Thanks to Kenny Wong, the answer is an easy one.
The fixed points of a cyclic group are the same as the fixed points of a generator, which is just a mobius transformation given by $z\mapsto (az+b)/(cz+d)$, or alternatively given by a matrix $\begin{bmatrix}a&b\\c&d\end{bmatrix}$ representing an element of $PGL_2(\mathbb{C})$. By looking at the Jordan canonical form, we see that if the matrix has finite order, then it is diagonalizable, which is to say that it has two linearly independent eigenvectors - ie, two fixed points.
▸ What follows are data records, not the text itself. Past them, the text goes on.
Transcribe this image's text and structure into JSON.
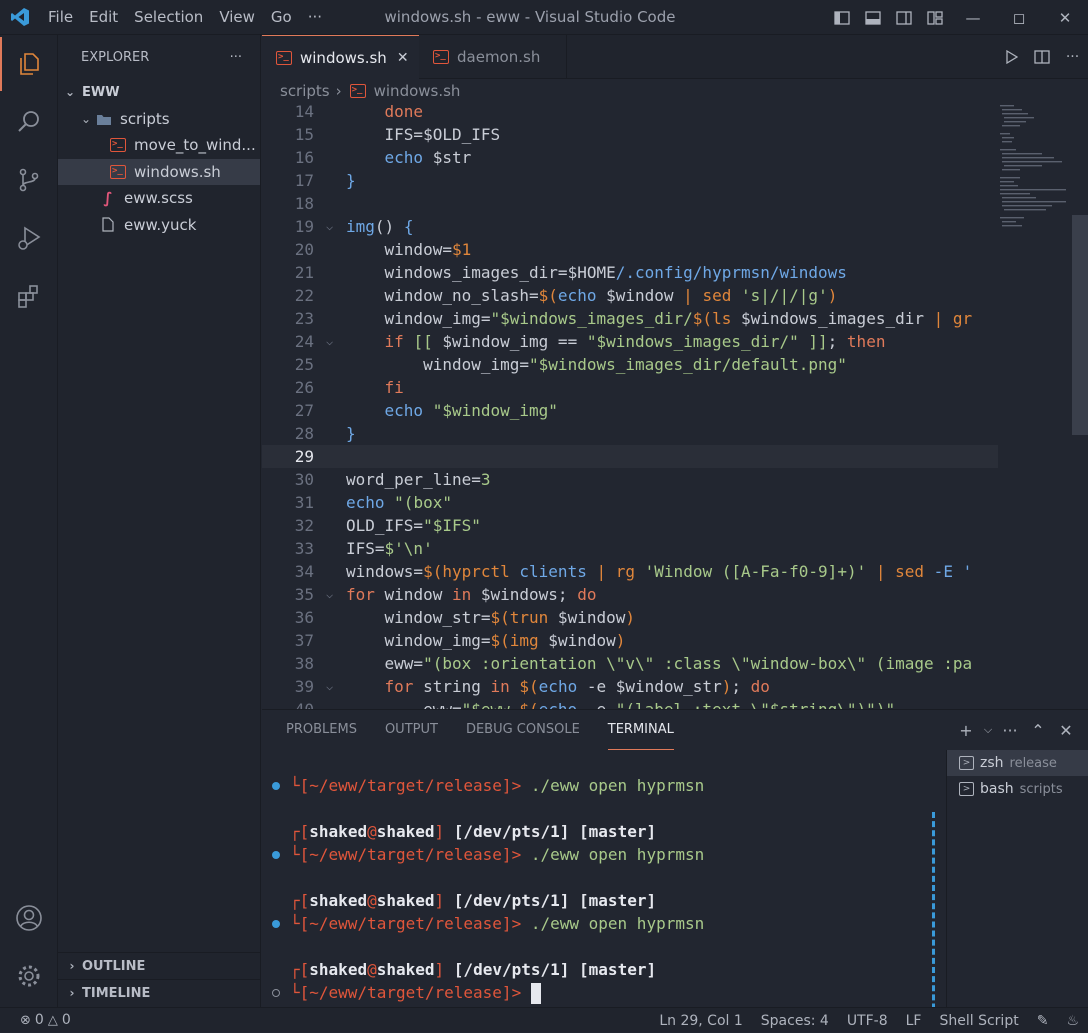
{
  "window": {
    "title": "windows.sh - eww - Visual Studio Code",
    "menu": [
      "File",
      "Edit",
      "Selection",
      "View",
      "Go",
      "···"
    ]
  },
  "activity_bar": [
    "explorer-icon",
    "search-icon",
    "source-control-icon",
    "run-debug-icon",
    "extensions-icon",
    "account-icon",
    "settings-gear-icon"
  ],
  "sidebar": {
    "header": "EXPLORER",
    "more": "···",
    "root": "EWW",
    "folder": "scripts",
    "items": [
      {
        "label": "move_to_wind...",
        "icon": "shell-file-icon"
      },
      {
        "label": "windows.sh",
        "icon": "shell-file-icon"
      },
      {
        "label": "eww.scss",
        "icon": "sass-file-icon"
      },
      {
        "label": "eww.yuck",
        "icon": "file-icon"
      }
    ],
    "outline": "OUTLINE",
    "timeline": "TIMELINE"
  },
  "tabs": [
    {
      "label": "windows.sh",
      "active": true
    },
    {
      "label": "daemon.sh",
      "active": false
    }
  ],
  "breadcrumb": {
    "folder": "scripts",
    "file": "windows.sh"
  },
  "editor": {
    "current_line": 29,
    "lines": [
      {
        "n": "14",
        "fold": "",
        "tokens": [
          [
            "    ",
            "v"
          ],
          [
            "done",
            "k"
          ]
        ]
      },
      {
        "n": "15",
        "fold": "",
        "tokens": [
          [
            "    IFS=$OLD_IFS",
            "v"
          ]
        ]
      },
      {
        "n": "16",
        "fold": "",
        "tokens": [
          [
            "    ",
            "v"
          ],
          [
            "echo",
            "b"
          ],
          [
            " $str",
            "v"
          ]
        ]
      },
      {
        "n": "17",
        "fold": "",
        "tokens": [
          [
            "}",
            "b"
          ]
        ]
      },
      {
        "n": "18",
        "fold": "",
        "tokens": []
      },
      {
        "n": "19",
        "fold": "⌵",
        "tokens": [
          [
            "img",
            "b"
          ],
          [
            "() ",
            "v"
          ],
          [
            "{",
            "b"
          ]
        ]
      },
      {
        "n": "20",
        "fold": "",
        "tokens": [
          [
            "    window=",
            "v"
          ],
          [
            "$1",
            "f"
          ]
        ]
      },
      {
        "n": "21",
        "fold": "",
        "tokens": [
          [
            "    windows_images_dir=",
            "v"
          ],
          [
            "$HOME",
            "v"
          ],
          [
            "/.config/hyprmsn/windows",
            "b"
          ]
        ]
      },
      {
        "n": "22",
        "fold": "",
        "tokens": [
          [
            "    window_no_slash=",
            "v"
          ],
          [
            "$(",
            "f"
          ],
          [
            "echo",
            "b"
          ],
          [
            " $window ",
            "v"
          ],
          [
            "|",
            "f"
          ],
          [
            " ",
            "v"
          ],
          [
            "sed",
            "f"
          ],
          [
            " ",
            "v"
          ],
          [
            "'s|/|",
            "s"
          ],
          [
            "/",
            "s"
          ],
          [
            "|g'",
            "s"
          ],
          [
            ")",
            "f"
          ]
        ]
      },
      {
        "n": "23",
        "fold": "",
        "tokens": [
          [
            "    window_img=",
            "v"
          ],
          [
            "\"$windows_images_dir/",
            "s"
          ],
          [
            "$(",
            "f"
          ],
          [
            "ls",
            "f"
          ],
          [
            " $windows_images_dir ",
            "v"
          ],
          [
            "| gr",
            "f"
          ]
        ]
      },
      {
        "n": "24",
        "fold": "⌵",
        "tokens": [
          [
            "    ",
            "v"
          ],
          [
            "if",
            "k"
          ],
          [
            " ",
            "v"
          ],
          [
            "[[",
            "s"
          ],
          [
            " $window_img == ",
            "v"
          ],
          [
            "\"$windows_images_dir/\"",
            "s"
          ],
          [
            " ",
            "v"
          ],
          [
            "]]",
            "s"
          ],
          [
            "; ",
            "v"
          ],
          [
            "then",
            "k"
          ]
        ]
      },
      {
        "n": "25",
        "fold": "",
        "tokens": [
          [
            "        window_img=",
            "v"
          ],
          [
            "\"$windows_images_dir/default.png\"",
            "s"
          ]
        ]
      },
      {
        "n": "26",
        "fold": "",
        "tokens": [
          [
            "    ",
            "v"
          ],
          [
            "fi",
            "k"
          ]
        ]
      },
      {
        "n": "27",
        "fold": "",
        "tokens": [
          [
            "    ",
            "v"
          ],
          [
            "echo",
            "b"
          ],
          [
            " ",
            "v"
          ],
          [
            "\"$window_img\"",
            "s"
          ]
        ]
      },
      {
        "n": "28",
        "fold": "",
        "tokens": [
          [
            "}",
            "b"
          ]
        ]
      },
      {
        "n": "29",
        "fold": "",
        "tokens": []
      },
      {
        "n": "30",
        "fold": "",
        "tokens": [
          [
            "word_per_line=",
            "v"
          ],
          [
            "3",
            "s"
          ]
        ]
      },
      {
        "n": "31",
        "fold": "",
        "tokens": [
          [
            "echo",
            "b"
          ],
          [
            " ",
            "v"
          ],
          [
            "\"(box\"",
            "s"
          ]
        ]
      },
      {
        "n": "32",
        "fold": "",
        "tokens": [
          [
            "OLD_IFS=",
            "v"
          ],
          [
            "\"$IFS\"",
            "s"
          ]
        ]
      },
      {
        "n": "33",
        "fold": "",
        "tokens": [
          [
            "IFS=",
            "v"
          ],
          [
            "$'\\n'",
            "s"
          ]
        ]
      },
      {
        "n": "34",
        "fold": "",
        "tokens": [
          [
            "windows=",
            "v"
          ],
          [
            "$(",
            "f"
          ],
          [
            "hyprctl",
            "f"
          ],
          [
            " clients ",
            "b"
          ],
          [
            "|",
            "f"
          ],
          [
            " ",
            "v"
          ],
          [
            "rg",
            "f"
          ],
          [
            " ",
            "v"
          ],
          [
            "'Window ([A-Fa-f0-9]+)'",
            "s"
          ],
          [
            " ",
            "v"
          ],
          [
            "|",
            "f"
          ],
          [
            " ",
            "v"
          ],
          [
            "sed",
            "f"
          ],
          [
            " -E '",
            "b"
          ]
        ]
      },
      {
        "n": "35",
        "fold": "⌵",
        "tokens": [
          [
            "for",
            "k"
          ],
          [
            " window ",
            "v"
          ],
          [
            "in",
            "k"
          ],
          [
            " $windows; ",
            "v"
          ],
          [
            "do",
            "k"
          ]
        ]
      },
      {
        "n": "36",
        "fold": "",
        "tokens": [
          [
            "    window_str=",
            "v"
          ],
          [
            "$(",
            "f"
          ],
          [
            "trun",
            "f"
          ],
          [
            " $window",
            "v"
          ],
          [
            ")",
            "f"
          ]
        ]
      },
      {
        "n": "37",
        "fold": "",
        "tokens": [
          [
            "    window_img=",
            "v"
          ],
          [
            "$(",
            "f"
          ],
          [
            "img",
            "f"
          ],
          [
            " $window",
            "v"
          ],
          [
            ")",
            "f"
          ]
        ]
      },
      {
        "n": "38",
        "fold": "",
        "tokens": [
          [
            "    eww=",
            "v"
          ],
          [
            "\"(box :orientation \\\"v\\\" :class \\\"window-box\\\" (image :pa",
            "s"
          ]
        ]
      },
      {
        "n": "39",
        "fold": "⌵",
        "tokens": [
          [
            "    ",
            "v"
          ],
          [
            "for",
            "k"
          ],
          [
            " string ",
            "v"
          ],
          [
            "in",
            "k"
          ],
          [
            " ",
            "v"
          ],
          [
            "$(",
            "f"
          ],
          [
            "echo",
            "b"
          ],
          [
            " -e $window_str",
            "v"
          ],
          [
            ")",
            "f"
          ],
          [
            "; ",
            "v"
          ],
          [
            "do",
            "k"
          ]
        ]
      },
      {
        "n": "40",
        "fold": "",
        "tokens": [
          [
            "        eww=",
            "v"
          ],
          [
            "\"$eww ",
            "s"
          ],
          [
            "$(",
            "f"
          ],
          [
            "echo",
            "b"
          ],
          [
            " -e ",
            "v"
          ],
          [
            "\"(label :text \\\"$string\\\")\"",
            "s"
          ],
          [
            ")\"",
            "s"
          ]
        ]
      }
    ]
  },
  "panel": {
    "tabs": [
      "PROBLEMS",
      "OUTPUT",
      "DEBUG CONSOLE",
      "TERMINAL"
    ],
    "active_tab": "TERMINAL",
    "actions": [
      "+",
      "⌵",
      "···",
      "⌃",
      "✕"
    ],
    "terminal": {
      "prompt_path": "[~/eww/target/release]>",
      "command": "./eww open hyprmsn",
      "user": "shaked",
      "at": "@",
      "host": "shaked",
      "tty": "[/dev/pts/1]",
      "branch": "[master]"
    },
    "sessions": [
      {
        "name": "zsh",
        "sub": "release"
      },
      {
        "name": "bash",
        "sub": "scripts"
      }
    ]
  },
  "status": {
    "errors": "0",
    "warnings": "0",
    "position": "Ln 29, Col 1",
    "spaces": "Spaces: 4",
    "encoding": "UTF-8",
    "eol": "LF",
    "language": "Shell Script"
  },
  "colors": {
    "accent": "#e07a5a",
    "keyword": "#e07a5a",
    "builtin": "#6fa8e6",
    "string": "#a8c98a",
    "terminal_dot": "#3a9ad9"
  }
}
Alternatively, if $\alpha$ is an automorphism, then since $PGL_2(\mathbb{C})$ is sharply 3-transitive, if $\alpha$ fixes at least 3 points, then it must be the identity. If it fixes $\le 1$ points and has finite order then the quotient map $$\mathbb{P}^1_\mathbb{C}\rightarrow\mathbb{P}^1_\mathbb{C}/\langle\alpha\rangle$$
is ramified at $\le 1$ points, but $\mathbb{P}^1_\mathbb{C}/\langle\alpha\rangle$ is a smooth compact Riemann surface, hence also isomorphic to $\mathbb{P}^1_\mathbb{C}$, and thus the map above restricts to an unramified cover of $\mathbb{P}^1_\mathbb{C} - \{\text{$\le 1$ points}\}$, which cannot happen since both $\mathbb{P}^1_\mathbb{C}$ and $\mathbb{A}^1_\mathbb{C}$ have trivial fundamental groups.
Note that the finite order assumption is crucial, since the matrix $\begin{bmatrix}1&1\\0&1\end{bmatrix}$ representing the automorphism $z\mapsto z+1$ has only one fixed point, but this is okay since it has infinite order, and hence is not the generator of a finite cyclic group.